Vendita immobile non andata a buon fine: cosa può fare l’acquirente
Vi è mai capitato di concludere una trattativa di acquisto di un immobile con un contratto stipulato a condizione risolutiva futura che non si verifichi? In tal caso, qualora il venditore non ottemperi per determinare la condizione produttiva degli effetti del contratto, cosa può fare l’acquirente per potersi tutelare dal mancato acquisto?
Un contratto di compravendita può produrre effetti sulla base del verificarsi di una condizione futura apposta da una clausola cosiddetta risolutiva.
Tale clausola risolutiva è introdotta nel contratto di compravendita di un immobile allorquando le parti facciano dipendere dal verificarsi di un evento futuro ed incerto l’efficacia del vincolo negoziale e dell’obbligazione da esso derivante.
Contratto di compravendita sottoposto a clausola risolutiva
La clausola risolutiva del contratto che sottopone lo stesso al verificarsi di un evento futuro ed incerto per produrre effetti, nel momento in cui la condizione non si verifica, determina l’inefficacia del negozio giuridico fin dall’inizio.

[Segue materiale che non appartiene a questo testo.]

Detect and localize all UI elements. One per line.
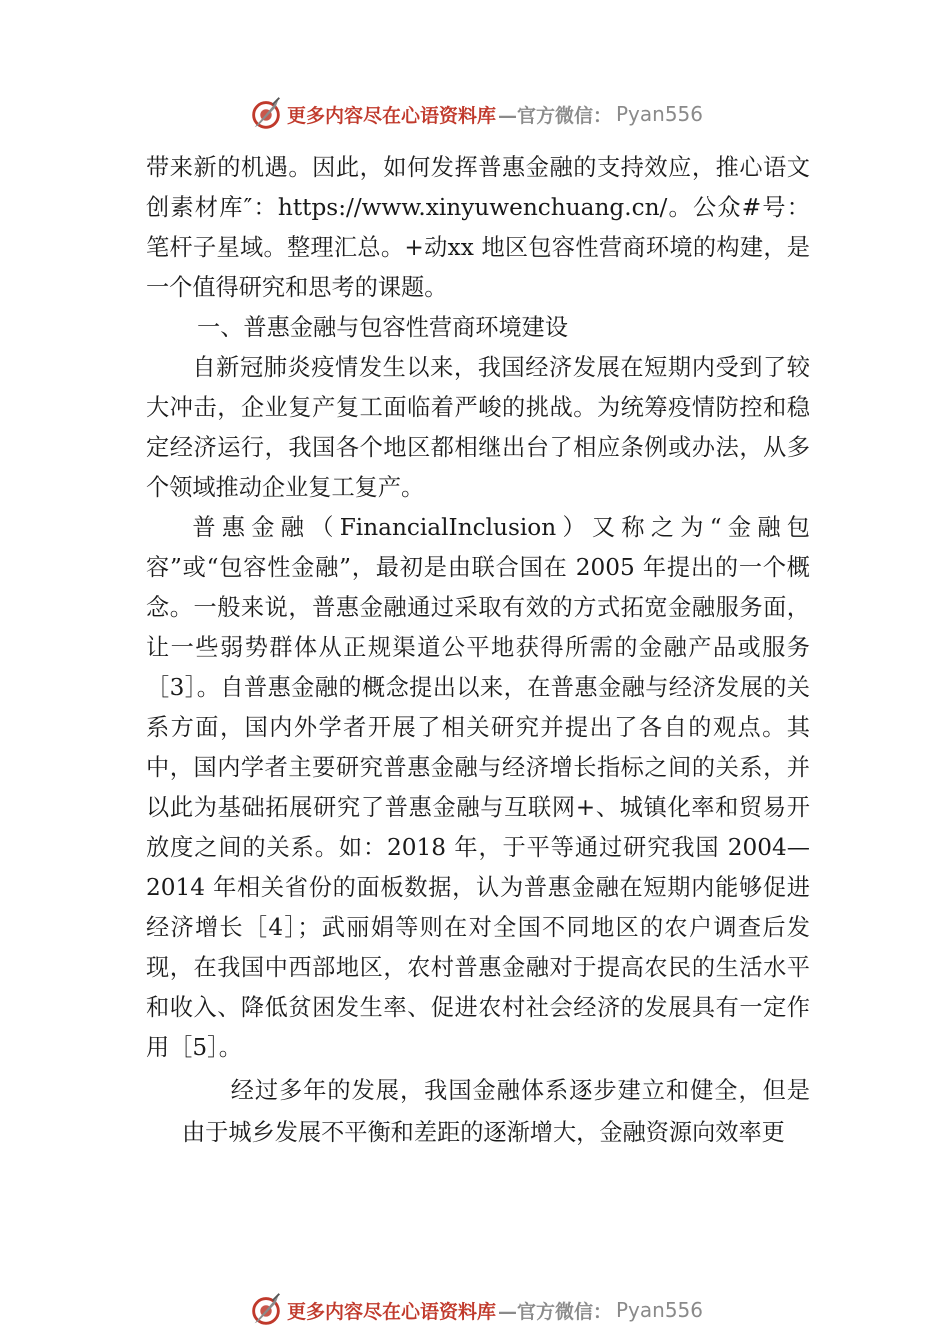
banner-brand-text: 更多内容尽在心语资料库 — [286, 104, 496, 127]
banner-wechat-account: Pyan556 — [616, 102, 704, 126]
paragraph-financial-inclusion: 普惠金融（FinancialInclusion）又称之为“金融包容”或“包容性金融”，最初是由联合国在 2005 年提出的一个概念。一般来说，普惠金融通过采取有效的方式拓宽金融服务面， 让一些弱势群体从正规渠道公平地获得所需的金融产品或服务［3］。自普惠金融的概念提出以来，在普惠金融与经济发展的关系方面，国内外学者开展了相关研究并提出了各自的观点。其中，国内学者主要研究普惠金融与经济增长指标之间的关系，并以此为基础拓展研究了普惠金融与互联网+、城镇化率和贸易开放度之间的关系。如：2018 年，于平等通过研究我国 2004—2014 年相关省份的面板数据，认为普惠金融在短期内能够促进经济增长［4］；武丽娟等则在对全国不同地区的农户调查后发现，在我国中西部地区，农村普惠金融对于提高农民的生活水平和收入、降低贫困发生率、促进农村社会经济的发展具有一定作用［5］。 — [146, 514, 810, 1061]
banner-wechat-account: Pyan556 — [616, 1298, 704, 1322]
banner-separator-text: —官方微信： — [497, 1300, 612, 1323]
banner-brand-text: 更多内容尽在心语资料库 — [286, 1300, 496, 1323]
paragraph-covid-impact: 自新冠肺炎疫情发生以来，我国经济发展在短期内受到了较大冲击，企业复产复工面临着严峻的挑战。为统筹疫情防控和稳定经济运行，我国各个地区都相继出台了相应条例或办法，从多个领域推动企业复工复产。 — [146, 354, 810, 501]
header-banner — [0, 94, 950, 134]
quill-pen-circle-icon — [247, 95, 285, 133]
quill-pen-circle-icon — [247, 1291, 285, 1329]
banner-separator-text: —官方微信： — [497, 104, 612, 127]
section-heading: 一、普惠金融与包容性营商环境建设 — [197, 314, 569, 341]
document-body — [146, 148, 810, 1154]
paragraph-intro: 带来新的机遇。因此，如何发挥普惠金融的支持效应，推心语文创素材库″：https://www.xinyuwenchuang.cn/。公众#号：笔杆子星域。整理汇总。+动xx 地区包容性营商环境的构建，是一个值得研究和思考的课题。 — [146, 154, 810, 301]
paragraph-development: 经过多年的发展，我国金融体系逐步建立和健全，但是由于城乡发展不平衡和差距的逐渐增大，金融资源向效率更 — [182, 1077, 810, 1146]
footer-banner — [0, 1290, 950, 1330]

Clausola risolutiva espressa nel contratto di compravendita
Quest’ultima si differenzia dalla clausola risolutiva poichè produce effetto qualora la parte del contratto inadempiente comunichi all’altra che intenda avvalersi della stessa, con conseguente sentenza di scioglimento del vincolo che produce effetti dal giorno successivo alla trascrizione della domanda giudiziale di risoluzione contrattuale (cass. civile sent.n.24299 del 2006)

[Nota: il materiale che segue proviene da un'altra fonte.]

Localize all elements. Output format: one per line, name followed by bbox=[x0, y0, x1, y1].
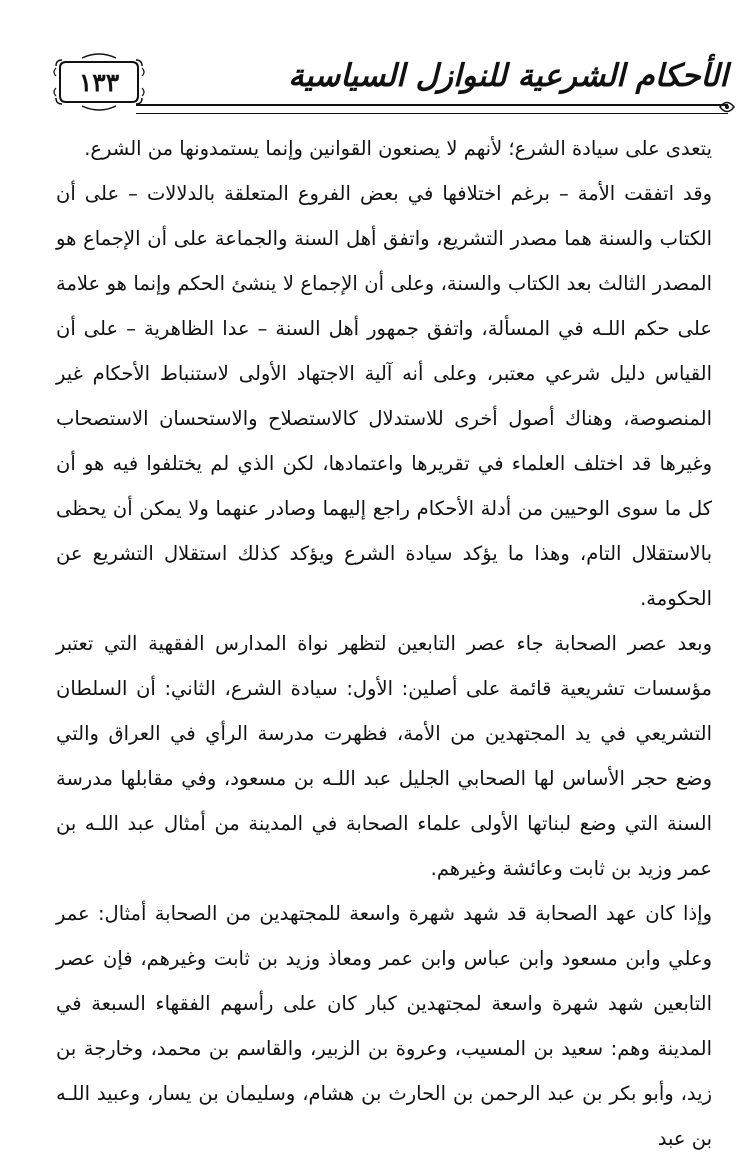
rule-end-ornament-icon bbox=[718, 98, 736, 116]
paragraph: يتعدى على سيادة الشرع؛ لأنهم لا يصنعون القوانين وإنما يستمدونها من الشرع. bbox=[84, 137, 712, 160]
page-header bbox=[58, 44, 728, 116]
page-number-frame bbox=[66, 62, 132, 102]
paragraph: وإذا كان عهد الصحابة قد شهد شهرة واسعة للمجتهدين من الصحابة أمثال: عمر وعلي وابن مسعود وابن عباس وابن عمر ومعاذ وزيد بن ثابت وغيرهم، فإن عصر التابعين شهد شهرة واسعة لمجتهدين كبار كان على رأسهم الفقهاء السبعة في المدينة وهم: سعيد بن المسيب، وعروة بن الزبير، والقاسم بن محمد، وخارجة بن زيد، وأبو بكر بن عبد الرحمن بن الحارث بن هشام، وسليمان بن يسار، وعبيد اللـه بن عبد bbox=[56, 902, 712, 1150]
header-rule bbox=[136, 104, 728, 114]
page-number: ١٣٣ bbox=[78, 67, 120, 97]
page-body bbox=[56, 126, 712, 1161]
running-header-title: الأحكام الشرعية للنوازل السياسية bbox=[288, 58, 728, 94]
paragraph: وقد اتفقت الأمة – برغم اختلافها في بعض الفروع المتعلقة بالدلالات – على أن الكتاب والسنة هما مصدر التشريع، واتفق أهل السنة والجماعة على أن الإجماع هو المصدر الثالث بعد الكتاب والسنة، وعلى أن الإجماع لا ينشئ الحكم وإنما هو علامة على حكم اللـه في المسألة، واتفق جمهور أهل السنة – عدا الظاهرية – على أن القياس دليل شرعي معتبر، وعلى أنه آلية الاجتهاد الأولى لاستنباط الأحكام غير المنصوصة، وهناك أصول أخرى للاستدلال كالاستصلاح والاستحسان الاستصحاب وغيرها قد اختلف العلماء في تقريرها واعتمادها، لكن الذي لم يختلفوا فيه هو أن كل ما سوى الوحيين من أدلة الأحكام راجع إليهما وصادر عنهما ولا يمكن أن يحظى بالاستقلال التام، وهذا ما يؤكد سيادة الشرع ويؤكد كذلك استقلال التشريع عن الحكومة. bbox=[56, 182, 712, 610]
paragraph: وبعد عصر الصحابة جاء عصر التابعين لتظهر نواة المدارس الفقهية التي تعتبر مؤسسات تشريعية قائمة على أصلين: الأول: سيادة الشرع، الثاني: أن السلطان التشريعي في يد المجتهدين من الأمة، فظهرت مدرسة الرأي في العراق والتي وضع حجر الأساس لها الصحابي الجليل عبد اللـه بن مسعود، وفي مقابلها مدرسة السنة التي وضع لبناتها الأولى علماء الصحابة في المدينة من أمثال عبد اللـه بن عمر وزيد بن ثابت وعائشة وغيرهم. bbox=[56, 632, 712, 880]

L’orientamento prevalente della giurisprudenza stabilisce che le parti per propria volontà possano sottoporre il contratto di compravendita ad evento futuro ed incerto attraverso clausole risolutive o sospensive.
Condizione risolutiva contrattuale non si verifica per colpa del venditore: l’acquirente può agire
Può, pertanto, verificarsi che il promissario acquirente di un bene, faccia valere in giudizio il diritto di recesso per inadempimento del venditore alla propria prestazione obbligatoria da cui derivi il non verificarsi dell’evento futuro stabilito dalla condizione risolutiva.
Nel caso di specie, il promissario acquirente potrà agire in giudizio per ottenere il doppio della caparra versata ovvero agire con domanda di risoluzione di diritto del contratto per inadempimento del venditore alla condizione futura apposta nella clausola sospensiva.
In particolare, è possibile che le parti stipulino tra loro un contratto di vendita preliminare nel quale appongano l’efficacia del contratto al verificarsi di una condizione, un evento futuro ed incerto: l’eliminazione da parte del venditore dell’ipoteca gravante sull’immobile prima della trascrizione del preliminare.
Di poi, si verifica che il promittente acquirente non provveda alla propria prestazione determinando il non verificarsi della condizione futura a cui era sottoposta la produzione degli effetti del contratto.
A tal punto, l’acquirente per tutelare i propri interessi, può agire in giudizio intraprendendo due strade differenti ma non cumulabili: l’acquirente, infatti, può agire per ottenere il recesso dal contratto e la ritenzione della caparra versata oppure chiedere la risoluzione per inadempimento con conseguente risarcimento del danno.
La Corte di Cassazione, tuttavia con sentenza a sezioni unite, stabilisce che l’acquirente che non abbia potuto beneficiare dell’acquisto per inadempimento del venditore alla propria prestazione di determinare il verificarsi dell’evento futuro apposto in clausola risolutiva, può scegliere solo una delle due azioni a propria tutela.
In particolar modo, se il promittente acquirente agisce per ottenere la restituzione del doppio della caparra versata all’inizio non potrà, di poi, agire anche per far valere la risoluzione di diritto del negozio giuridico per inadempimento del venditore alla propria obbligazione contrattuale (ad esempio non abbia provveduto entro sei mesi dalla stipula del preliminare a cancellare l’ipoteca apposta sull’immobile).
L’acquirente dunque è legittimato ad agire o con azione di recesso con ritenzione del doppio della caparra o con azione di risoluzione contrattuale e conseguente risarcimento del danno ma non potrà far valere in giudizio le due pretese a tutela dei propri interessi.